3753 Cruithne isimli asteroidin çapı yaklaşık 5 kilometredir ve Dünya’nın ikinci ayı olarak isimlendirilir. Aslında tam olarak Dünya yörüngesinde değildir. Sırf Dünya ile senkronize bir yörüngeye sahiptir. Bu açıdan gezegenimizi takip ediyor üzere görünür fakat kendisi Güneş’in etrafında oluşturduğu farklı bir yol izlemektedir. bir daha de kendisine Dünya’nın ikinci ayı unvanını alacak kadar senkronize bir yörünge izlediğini söylemek mümkün.

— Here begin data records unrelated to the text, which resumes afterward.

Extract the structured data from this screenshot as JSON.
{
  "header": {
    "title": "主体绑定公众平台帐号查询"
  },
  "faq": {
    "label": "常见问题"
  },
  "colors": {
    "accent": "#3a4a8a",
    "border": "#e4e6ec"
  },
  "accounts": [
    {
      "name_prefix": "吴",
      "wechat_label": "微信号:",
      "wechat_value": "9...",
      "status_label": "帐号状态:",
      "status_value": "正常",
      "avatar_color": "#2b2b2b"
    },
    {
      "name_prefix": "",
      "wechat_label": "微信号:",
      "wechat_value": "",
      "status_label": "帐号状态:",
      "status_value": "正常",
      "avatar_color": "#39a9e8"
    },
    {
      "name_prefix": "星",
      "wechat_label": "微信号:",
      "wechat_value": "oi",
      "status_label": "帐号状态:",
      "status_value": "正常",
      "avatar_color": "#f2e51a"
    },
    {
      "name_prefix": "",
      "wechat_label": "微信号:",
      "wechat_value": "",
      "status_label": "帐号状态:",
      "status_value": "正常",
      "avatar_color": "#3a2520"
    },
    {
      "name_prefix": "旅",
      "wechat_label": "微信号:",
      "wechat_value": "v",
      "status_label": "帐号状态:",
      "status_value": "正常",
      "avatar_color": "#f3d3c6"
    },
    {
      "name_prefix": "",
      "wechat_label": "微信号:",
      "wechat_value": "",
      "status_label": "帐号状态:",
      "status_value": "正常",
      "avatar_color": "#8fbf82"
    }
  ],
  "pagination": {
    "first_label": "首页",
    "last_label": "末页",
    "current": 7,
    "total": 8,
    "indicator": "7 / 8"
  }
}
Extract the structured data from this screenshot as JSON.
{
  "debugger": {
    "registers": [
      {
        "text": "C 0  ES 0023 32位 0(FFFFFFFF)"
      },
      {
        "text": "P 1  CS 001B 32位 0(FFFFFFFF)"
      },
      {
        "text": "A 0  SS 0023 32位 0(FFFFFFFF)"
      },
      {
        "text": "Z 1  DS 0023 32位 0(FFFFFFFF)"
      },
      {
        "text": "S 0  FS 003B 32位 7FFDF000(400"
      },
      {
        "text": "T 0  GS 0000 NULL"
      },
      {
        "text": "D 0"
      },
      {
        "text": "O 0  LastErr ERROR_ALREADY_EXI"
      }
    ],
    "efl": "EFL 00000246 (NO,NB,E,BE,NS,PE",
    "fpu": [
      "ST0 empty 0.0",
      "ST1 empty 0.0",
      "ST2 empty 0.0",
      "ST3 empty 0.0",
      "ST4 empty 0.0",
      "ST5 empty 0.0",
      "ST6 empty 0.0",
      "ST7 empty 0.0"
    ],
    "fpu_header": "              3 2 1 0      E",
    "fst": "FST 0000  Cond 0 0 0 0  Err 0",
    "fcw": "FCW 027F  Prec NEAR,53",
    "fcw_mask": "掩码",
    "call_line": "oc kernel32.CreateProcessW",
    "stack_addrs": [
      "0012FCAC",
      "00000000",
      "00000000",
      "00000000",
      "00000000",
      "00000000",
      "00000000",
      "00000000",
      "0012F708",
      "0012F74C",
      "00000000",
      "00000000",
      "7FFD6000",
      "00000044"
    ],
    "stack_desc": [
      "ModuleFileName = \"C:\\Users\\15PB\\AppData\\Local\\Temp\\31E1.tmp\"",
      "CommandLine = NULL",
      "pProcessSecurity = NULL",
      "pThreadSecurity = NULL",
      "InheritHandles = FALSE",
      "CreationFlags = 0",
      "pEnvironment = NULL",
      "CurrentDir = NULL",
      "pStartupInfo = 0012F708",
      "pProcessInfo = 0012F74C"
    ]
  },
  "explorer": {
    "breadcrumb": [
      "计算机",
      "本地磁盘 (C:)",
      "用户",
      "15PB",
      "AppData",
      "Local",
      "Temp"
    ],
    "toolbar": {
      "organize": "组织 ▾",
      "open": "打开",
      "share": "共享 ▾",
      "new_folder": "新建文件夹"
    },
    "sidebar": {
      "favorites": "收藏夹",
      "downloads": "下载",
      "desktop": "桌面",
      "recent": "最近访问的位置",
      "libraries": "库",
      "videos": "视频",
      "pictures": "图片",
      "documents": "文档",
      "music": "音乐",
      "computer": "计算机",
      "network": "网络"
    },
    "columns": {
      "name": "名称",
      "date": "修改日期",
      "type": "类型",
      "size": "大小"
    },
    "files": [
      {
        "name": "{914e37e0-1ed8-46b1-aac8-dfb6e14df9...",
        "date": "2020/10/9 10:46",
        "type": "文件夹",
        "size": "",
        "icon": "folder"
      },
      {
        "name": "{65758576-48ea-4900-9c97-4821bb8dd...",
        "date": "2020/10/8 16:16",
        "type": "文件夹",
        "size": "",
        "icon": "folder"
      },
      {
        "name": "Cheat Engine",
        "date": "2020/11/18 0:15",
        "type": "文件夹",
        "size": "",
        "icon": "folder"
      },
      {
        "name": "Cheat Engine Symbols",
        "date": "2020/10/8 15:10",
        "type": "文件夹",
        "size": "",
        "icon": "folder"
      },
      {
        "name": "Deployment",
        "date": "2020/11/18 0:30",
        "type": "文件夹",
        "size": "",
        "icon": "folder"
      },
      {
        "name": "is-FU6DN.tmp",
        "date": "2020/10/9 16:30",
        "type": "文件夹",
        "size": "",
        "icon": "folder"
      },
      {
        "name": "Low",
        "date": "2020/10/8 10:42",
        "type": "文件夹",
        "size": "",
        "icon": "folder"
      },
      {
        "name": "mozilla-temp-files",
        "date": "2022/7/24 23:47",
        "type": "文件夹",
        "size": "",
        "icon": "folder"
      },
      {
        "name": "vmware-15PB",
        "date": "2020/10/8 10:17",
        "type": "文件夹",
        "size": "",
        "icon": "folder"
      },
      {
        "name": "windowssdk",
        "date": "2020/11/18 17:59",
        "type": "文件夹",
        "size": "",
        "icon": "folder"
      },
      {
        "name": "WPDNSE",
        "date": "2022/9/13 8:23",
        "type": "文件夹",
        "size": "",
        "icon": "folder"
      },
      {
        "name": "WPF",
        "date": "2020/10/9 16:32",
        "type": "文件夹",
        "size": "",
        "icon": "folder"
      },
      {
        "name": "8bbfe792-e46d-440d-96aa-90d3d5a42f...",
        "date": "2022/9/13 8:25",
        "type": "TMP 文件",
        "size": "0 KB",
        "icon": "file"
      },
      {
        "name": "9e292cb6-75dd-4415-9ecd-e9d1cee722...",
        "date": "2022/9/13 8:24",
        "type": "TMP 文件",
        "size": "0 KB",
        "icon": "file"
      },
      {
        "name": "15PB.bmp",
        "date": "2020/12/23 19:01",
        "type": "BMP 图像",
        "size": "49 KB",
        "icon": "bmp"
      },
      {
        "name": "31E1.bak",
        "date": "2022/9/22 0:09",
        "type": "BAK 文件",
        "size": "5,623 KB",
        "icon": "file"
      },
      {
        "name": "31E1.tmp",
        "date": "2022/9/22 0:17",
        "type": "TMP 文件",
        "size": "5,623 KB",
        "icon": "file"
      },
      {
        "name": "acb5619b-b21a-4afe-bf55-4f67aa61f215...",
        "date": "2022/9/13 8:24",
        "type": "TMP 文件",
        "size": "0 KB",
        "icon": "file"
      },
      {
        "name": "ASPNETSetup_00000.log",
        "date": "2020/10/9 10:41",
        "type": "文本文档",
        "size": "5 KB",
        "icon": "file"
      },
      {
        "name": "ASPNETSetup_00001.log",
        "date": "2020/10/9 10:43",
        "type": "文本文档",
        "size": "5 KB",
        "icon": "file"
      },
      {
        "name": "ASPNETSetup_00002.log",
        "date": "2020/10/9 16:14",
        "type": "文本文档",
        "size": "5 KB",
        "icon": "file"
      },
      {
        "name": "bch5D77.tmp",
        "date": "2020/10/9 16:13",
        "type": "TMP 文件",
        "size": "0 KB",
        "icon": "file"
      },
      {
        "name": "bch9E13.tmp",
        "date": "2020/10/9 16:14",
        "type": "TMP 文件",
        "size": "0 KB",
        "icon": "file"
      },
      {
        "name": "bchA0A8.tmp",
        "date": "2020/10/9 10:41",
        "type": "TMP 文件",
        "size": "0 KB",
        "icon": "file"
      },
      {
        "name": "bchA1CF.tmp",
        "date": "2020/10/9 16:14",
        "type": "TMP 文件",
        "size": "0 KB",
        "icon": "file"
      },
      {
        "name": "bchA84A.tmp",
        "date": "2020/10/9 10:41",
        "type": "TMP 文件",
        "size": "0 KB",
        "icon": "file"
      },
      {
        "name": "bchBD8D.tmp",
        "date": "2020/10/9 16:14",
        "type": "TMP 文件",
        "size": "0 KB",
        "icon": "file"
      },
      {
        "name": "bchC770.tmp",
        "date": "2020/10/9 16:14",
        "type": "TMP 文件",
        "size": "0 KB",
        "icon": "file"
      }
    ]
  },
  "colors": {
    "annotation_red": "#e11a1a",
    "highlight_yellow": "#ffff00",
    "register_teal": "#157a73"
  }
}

Yüzbinlerce yıldır üstünde yaşadığımız mavi gezegen Dünya hakkında az bilinen birtakım bilgilerden bahsederek bu bilgileri her insanın anlayacağı formda deklare ettik. şüphesiz tüm bu bilgiler bir fazlaca teknik ayrıntıya sahiptir. Bahis hakkındaki fikirlerinizi yorumlarda paylaşabilirsiniz.